I was most interested to read Mr. F. Ivan Carr’s article in Motor Sport and in particular his reference to an early steam car made by his father. It so happens that I have a photograph of the vehicle in which Mr. Carr, senior, once gave my mother a ride.
It was a wet day with a strong wind and the fire under the boiler was continually being blown out, while the passengers became extremely wet.
I have several times asked my mother for details of this remarkable vehicle, but as she is in no way “mechanically minded” I am no wiser.
Mr. F. Ivan Carr’s reference to his Morgan reminds me of an occasion when I once went to tea at his home. I was taken out to the garage where I saw the Blackburn engine dismantled on the bench. In those days, although having always been interested in cars, I really didn’t know much about them. However, I recognised a Blackburn when I saw one and I said : “Oh, a Blackburn, nice engines!” or something equally fatuous. Whereupon with an air of deference which I certainly didn’t deserve, F. I. C. said : “Oh, you’re an expert I can see.”
I am, Yours, etc.,
John C. Barlow
As a keen but not very “genful” vintage owner may I ask for the advice of your readers on two perhaps elementary points which do not appear to be dealt with by any publication:
1. Where does one fit a television suppressor to a magneto (Bosch) ?
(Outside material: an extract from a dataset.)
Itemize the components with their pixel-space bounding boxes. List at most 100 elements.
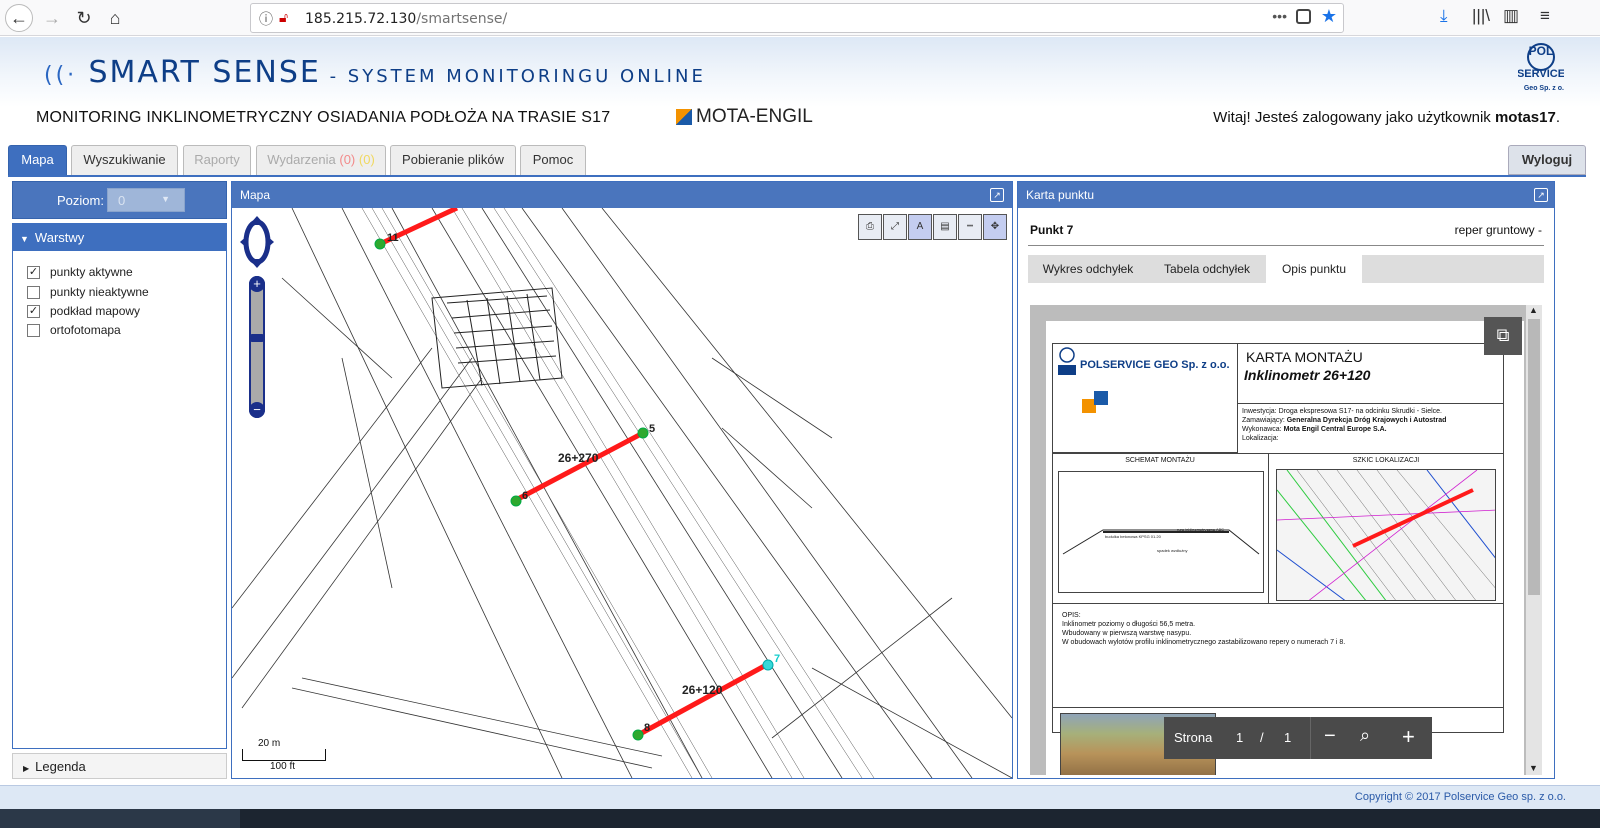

2. Is it safe to use a detergent oil in a vintage vehicle ? I recently purchased a widely advertised detergent oil from a garage in town, but when I mentioned to my local garage that I proposed putting it in the old ‘bus (1927/8 Humber 14/40—mileage 44,000, never rebored) they were so urgent in their advice not to put it in that I did a straight swap with them for five gallons of Castrol XL. Their argument was that the detergent oil would so thoroughly clean my engine as to remove deposits on which they tell me I rely for my compression, etc., and consequently bang would go performance and up would go the oil bill. I don’t like believing this because I don’t like to think my engine relies on dirt. Does it?